Ao todo, são quase 2.000 pessoas atendidas nos serviços da Santos Mártires. Entres elas, Spif e Suco, dois estudantes da 8.ª série que, com latas de spray nas mãos, aproveitam a chance de escrever uma história diferente de muitos amigos deles: meninos pobres que morreram no crime ou foram mortos pela polícia e viraram mais uma estatística no Ângela -como eles chamam o bairro.
Eles explicam que, no mundo do grafite, os artistas geralmente escolhem nomes que são siglas de uma mensagem ou frase que expresse um sentimento.
Assim, Cláudio Sacramento Figueiredo, 16, é Spif (Significado do Pensamento Infinito), e Tiago do Nascimento Menezes, 14, é Suco (Somente Unidos Conseguiremos Oportunidade).
Filho de um eletrotécnico e de uma cozinheira, Spif estuda à noite e faz bicos como ajudante de pedreiro.
Suco é o terceiro de cinco filhos em uma família que mora só com a mãe e é sustentada pelos irmãos mais velhos, de 18 e 21 anos. Os pais estão desempregados.
Além da oportunidade de sair das ruas, segundo o padre Jaime Crowe, os cursos ajudam também a melhorar a auto-estima dos jovens. "A resposta das famílias e das escolas também é boa. A evasão escolar e as brigas em casa diminuíram", conta Crowe.
Com um grupo de cem funcionários e mais de 500 voluntários, a ONG mantém creches, centros de juventude, serviços de assistência a dependentes de drogas e a mulheres vítimas de violência doméstica.
Oferece ainda cursos profissionalizantes de grafitagem, discotecagem, padaria e informática, aulas de capoeira, dança, ética e cidadania e mantém 23 turmas de alfabetização para adultos.
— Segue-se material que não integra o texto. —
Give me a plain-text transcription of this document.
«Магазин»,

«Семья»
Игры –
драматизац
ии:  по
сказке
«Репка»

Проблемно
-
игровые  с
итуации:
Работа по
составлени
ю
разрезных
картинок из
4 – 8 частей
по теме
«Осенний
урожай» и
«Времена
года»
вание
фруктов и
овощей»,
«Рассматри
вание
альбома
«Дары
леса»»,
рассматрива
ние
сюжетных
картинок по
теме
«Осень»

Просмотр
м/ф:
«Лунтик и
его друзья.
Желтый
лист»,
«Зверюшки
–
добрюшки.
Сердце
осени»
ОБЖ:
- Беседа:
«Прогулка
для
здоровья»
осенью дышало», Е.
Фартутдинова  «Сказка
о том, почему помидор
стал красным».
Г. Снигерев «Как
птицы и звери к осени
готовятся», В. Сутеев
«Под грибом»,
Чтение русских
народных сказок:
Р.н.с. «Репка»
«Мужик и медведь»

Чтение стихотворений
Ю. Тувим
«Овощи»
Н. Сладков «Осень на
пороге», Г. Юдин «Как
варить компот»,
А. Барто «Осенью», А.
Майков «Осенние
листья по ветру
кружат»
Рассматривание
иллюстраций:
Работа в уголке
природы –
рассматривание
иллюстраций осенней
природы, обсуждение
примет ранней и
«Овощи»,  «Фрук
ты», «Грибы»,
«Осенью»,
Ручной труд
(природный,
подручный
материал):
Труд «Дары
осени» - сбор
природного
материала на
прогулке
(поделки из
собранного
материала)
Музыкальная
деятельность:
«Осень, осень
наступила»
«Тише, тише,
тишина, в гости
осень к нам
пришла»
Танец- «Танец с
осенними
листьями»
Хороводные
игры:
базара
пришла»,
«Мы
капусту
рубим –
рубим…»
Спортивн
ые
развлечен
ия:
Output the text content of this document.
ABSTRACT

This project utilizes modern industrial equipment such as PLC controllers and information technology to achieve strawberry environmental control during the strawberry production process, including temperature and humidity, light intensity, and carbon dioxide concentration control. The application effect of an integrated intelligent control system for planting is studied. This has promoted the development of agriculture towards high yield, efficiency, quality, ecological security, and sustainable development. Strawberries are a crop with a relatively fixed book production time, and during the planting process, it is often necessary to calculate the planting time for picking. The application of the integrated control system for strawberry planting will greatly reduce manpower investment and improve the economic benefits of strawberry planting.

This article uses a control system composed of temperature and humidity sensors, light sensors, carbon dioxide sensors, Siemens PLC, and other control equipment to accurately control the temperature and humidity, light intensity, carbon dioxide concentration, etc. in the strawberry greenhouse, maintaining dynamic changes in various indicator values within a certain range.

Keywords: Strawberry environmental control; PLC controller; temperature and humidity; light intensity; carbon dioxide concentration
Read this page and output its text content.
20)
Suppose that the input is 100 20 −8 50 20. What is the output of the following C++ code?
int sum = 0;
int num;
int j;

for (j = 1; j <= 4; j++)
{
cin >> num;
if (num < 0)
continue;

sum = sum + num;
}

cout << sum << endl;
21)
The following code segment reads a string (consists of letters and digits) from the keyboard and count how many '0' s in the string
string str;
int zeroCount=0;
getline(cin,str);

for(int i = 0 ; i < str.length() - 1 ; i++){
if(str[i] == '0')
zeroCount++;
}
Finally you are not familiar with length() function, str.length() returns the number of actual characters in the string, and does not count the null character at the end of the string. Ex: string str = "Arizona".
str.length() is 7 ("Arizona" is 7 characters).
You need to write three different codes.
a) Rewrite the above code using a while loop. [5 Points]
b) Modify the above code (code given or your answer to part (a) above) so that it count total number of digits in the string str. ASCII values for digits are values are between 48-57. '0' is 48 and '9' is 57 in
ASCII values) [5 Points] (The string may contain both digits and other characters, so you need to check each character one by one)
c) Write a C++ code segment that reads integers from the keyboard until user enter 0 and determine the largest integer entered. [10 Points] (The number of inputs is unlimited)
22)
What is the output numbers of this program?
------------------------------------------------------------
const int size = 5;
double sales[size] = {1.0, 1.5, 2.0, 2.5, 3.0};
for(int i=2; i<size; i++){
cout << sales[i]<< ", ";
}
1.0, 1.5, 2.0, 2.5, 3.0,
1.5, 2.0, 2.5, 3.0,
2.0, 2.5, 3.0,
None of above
Cerca de 600 novos alfabetizados fizeram a festa de formatura no último domingo.

Drogas
As oficinas da paróquia atendem adolescentes infratores do bairro, que estão em regime de liberdade assistida.
Praticamente toda a renda da Santos Mártires é obtida por meio de convênios com a prefeitura ou com o Estado.
O trabalho de ajuda a dependentes de droga (a maioria de álcool, cocaína e crack) tem a parceria da Unifesp (Universidade Federal de São Paulo).
A assistência a mulheres vítimas de violência conta com o trabalho voluntário de quatro psicólogas e uma advogada.
"Mas ainda é pouco. A população no entorno da paróquia chega a 200 mil pessoas", diz o padre. "Procuramos ampliar parcerias com o poder público e estamos atrás da iniciativa privada e mais voluntários." Até a elaboração do site da entidade foi paralisada por falta de profissionais.
"O nosso trabalho começou com creches, em 1989, e fomos crescendo. Tentamos atender às necessidades do bairro, na medida em que elas aparecem", explica Crowe.
Atualmente, a comunidade tenta implantar um projeto de reciclagem de lixo e de geração de renda para 40 pessoas, mas ainda não conseguiu patrocínio.
Os atuais programas mantêm os 13 da paróquia, localizados em vários pontos do bairro, diariamente ocupados.

Segunda chance
O trabalho no Ângela também ofereceu uma segunda chance para a administradora de empresas Cilene Amorim Santos, 30, como professora na comunidade.
"Trabalhei 11 anos em empresas privadas na área de recursos humanos, mas não me sentia útil", afirma ela.
Cilene começou como voluntária e, na primeira chance que teve, há dez meses, abandonou a área de recursos humanos e foi contratada pela Santos Mártires.
Ela não revela o salário, mas conta que ganha pouco mais da metade do que ganhava antes, quando cumpria horário das 8h às 18h.
Hoje, ela trabalha das 7h às 12h, dá aulas de ética e ainda compartilha reuniões e encontros com jovens e até aulas de capoeira.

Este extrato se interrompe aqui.